Overstock.com, a Salt Lake City-based online discount retailer, sold all of its three million shares in 2002 using WR Hambrecht's OpenIPO process. The auction went flawlessly and attracted better quality investors, says Overstock.com President Patrick Byrne.

"It's far fairer for investors and for the company," Mr. Byrne says. "The stock ends up in the hands of the right people the first day."

In traditional IPOs, investment-bank underwriters help fix the number of shares a company will issue and set their price. Historically the investment banks' institutional clients have benefited more from the system, reaping more shares at discounted prices than average individual investors, who can get lost in the shuffle.

The auction process tends to push shares toward their true market value, resulting in a share price that probably won't rise or fall dramatically in the first few days of trading as with some traditional IPOs. Further, letting the average Joe make bids without a broker to give a deal muscle on the back end can also keep share prices down after an IPO's opening day.

"You're not going to see any after-market kick in the stock because all the people who are willing to pay up for the stock have already done so," Mr. Fitzgibbon of Red Herring explains.

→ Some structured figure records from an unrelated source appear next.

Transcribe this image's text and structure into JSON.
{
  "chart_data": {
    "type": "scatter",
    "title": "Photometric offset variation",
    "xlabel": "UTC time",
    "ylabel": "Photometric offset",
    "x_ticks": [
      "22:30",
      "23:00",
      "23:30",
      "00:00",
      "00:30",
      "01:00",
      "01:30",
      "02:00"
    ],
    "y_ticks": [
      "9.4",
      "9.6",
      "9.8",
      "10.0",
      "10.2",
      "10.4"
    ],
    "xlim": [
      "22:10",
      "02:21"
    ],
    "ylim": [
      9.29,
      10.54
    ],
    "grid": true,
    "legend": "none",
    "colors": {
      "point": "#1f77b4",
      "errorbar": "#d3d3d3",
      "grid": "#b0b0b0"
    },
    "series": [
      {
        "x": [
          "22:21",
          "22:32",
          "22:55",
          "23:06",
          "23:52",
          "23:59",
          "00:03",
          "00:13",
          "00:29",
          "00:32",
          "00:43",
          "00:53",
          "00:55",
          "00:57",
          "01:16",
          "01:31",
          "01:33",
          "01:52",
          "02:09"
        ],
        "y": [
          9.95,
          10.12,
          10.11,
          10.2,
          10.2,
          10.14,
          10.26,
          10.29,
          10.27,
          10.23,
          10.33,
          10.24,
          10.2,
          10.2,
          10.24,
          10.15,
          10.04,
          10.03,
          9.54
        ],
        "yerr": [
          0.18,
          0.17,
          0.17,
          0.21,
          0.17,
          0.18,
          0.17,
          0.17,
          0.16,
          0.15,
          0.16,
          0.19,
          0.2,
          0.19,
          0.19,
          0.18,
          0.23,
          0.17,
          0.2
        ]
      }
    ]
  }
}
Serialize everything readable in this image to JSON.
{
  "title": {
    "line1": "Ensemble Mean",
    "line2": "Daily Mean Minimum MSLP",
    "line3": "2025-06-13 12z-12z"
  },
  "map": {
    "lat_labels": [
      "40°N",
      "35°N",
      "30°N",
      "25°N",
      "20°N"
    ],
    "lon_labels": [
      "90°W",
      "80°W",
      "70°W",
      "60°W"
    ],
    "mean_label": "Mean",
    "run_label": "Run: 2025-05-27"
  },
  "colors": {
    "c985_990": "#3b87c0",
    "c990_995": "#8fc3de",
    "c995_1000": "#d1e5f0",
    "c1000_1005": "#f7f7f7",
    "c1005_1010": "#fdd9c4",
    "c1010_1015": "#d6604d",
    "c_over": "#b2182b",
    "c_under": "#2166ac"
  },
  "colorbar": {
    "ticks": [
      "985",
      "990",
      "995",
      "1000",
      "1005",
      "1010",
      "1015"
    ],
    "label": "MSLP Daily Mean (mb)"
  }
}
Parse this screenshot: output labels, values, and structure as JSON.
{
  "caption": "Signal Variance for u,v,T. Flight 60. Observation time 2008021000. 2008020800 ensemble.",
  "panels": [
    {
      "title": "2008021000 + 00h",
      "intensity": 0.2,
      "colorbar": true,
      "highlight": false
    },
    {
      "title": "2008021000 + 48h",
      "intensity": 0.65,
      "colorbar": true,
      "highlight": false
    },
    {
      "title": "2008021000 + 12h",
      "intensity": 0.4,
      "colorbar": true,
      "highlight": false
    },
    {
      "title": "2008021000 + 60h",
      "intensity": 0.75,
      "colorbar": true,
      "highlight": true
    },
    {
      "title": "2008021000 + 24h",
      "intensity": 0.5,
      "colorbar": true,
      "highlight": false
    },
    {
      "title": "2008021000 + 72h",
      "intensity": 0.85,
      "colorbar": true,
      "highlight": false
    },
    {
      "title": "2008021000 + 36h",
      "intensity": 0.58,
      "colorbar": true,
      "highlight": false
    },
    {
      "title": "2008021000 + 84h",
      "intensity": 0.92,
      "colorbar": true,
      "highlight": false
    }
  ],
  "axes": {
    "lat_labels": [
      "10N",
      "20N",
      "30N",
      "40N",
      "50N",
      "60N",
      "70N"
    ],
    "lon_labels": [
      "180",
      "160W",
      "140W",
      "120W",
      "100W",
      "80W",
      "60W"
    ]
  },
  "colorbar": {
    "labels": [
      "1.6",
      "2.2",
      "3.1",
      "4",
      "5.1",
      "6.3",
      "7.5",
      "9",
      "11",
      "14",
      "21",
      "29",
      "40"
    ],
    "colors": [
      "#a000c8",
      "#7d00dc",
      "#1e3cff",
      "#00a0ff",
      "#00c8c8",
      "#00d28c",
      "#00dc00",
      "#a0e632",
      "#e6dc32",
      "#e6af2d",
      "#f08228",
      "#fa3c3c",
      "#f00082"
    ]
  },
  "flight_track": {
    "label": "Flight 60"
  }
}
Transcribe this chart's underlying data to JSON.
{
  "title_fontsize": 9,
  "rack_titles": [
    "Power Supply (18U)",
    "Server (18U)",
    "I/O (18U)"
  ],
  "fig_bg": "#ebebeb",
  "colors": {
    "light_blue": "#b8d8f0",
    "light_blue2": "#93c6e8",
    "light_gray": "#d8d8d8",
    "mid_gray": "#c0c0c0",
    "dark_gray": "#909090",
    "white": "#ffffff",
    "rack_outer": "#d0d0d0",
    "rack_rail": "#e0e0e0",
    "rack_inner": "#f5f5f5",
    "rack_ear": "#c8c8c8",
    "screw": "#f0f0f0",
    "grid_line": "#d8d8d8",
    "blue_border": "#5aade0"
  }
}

IPO watchers say Google would likely blend a traditional IPO with an online auction, using its chosen investment-bank brokers Credit Suisse First Boston and Morgan Stanley to set up and manage the deal, then tapping WR Hambrecht to sell part of its shares online. CSFB declined to comment. Morgan Stanley didn't return calls seeking comment.

Google wouldn't be the first to use the blended approach. In 2001, WR Hambrecht co-managed a blended auction of Instinet Group Inc.'s IPO with Credit Suisse First Boston, selling 5.6 million shares, or about 17.5% of the company's 32 million shares, in a Dutch Auction on the Internet. The online auction generated so much demand that the IPO priced at $14.50 per share, from an initial price range of $11.50 to $13.50. (The price was the same for auction participants as it was for those buying through the more traditional channels.)

In the long run, if Google bucks tradition and goes online to sell some or all of its shares, it could raise the profile and popularity of online IPOs and inspire smaller firms to follow Google's high-profile lead.

"This isn't crazy thinking by a couple of 30-something founders at Google," Mr. Taulli says. "This is big in the IPO world because it could lead to other offerings on a major scale using the Dutch auction."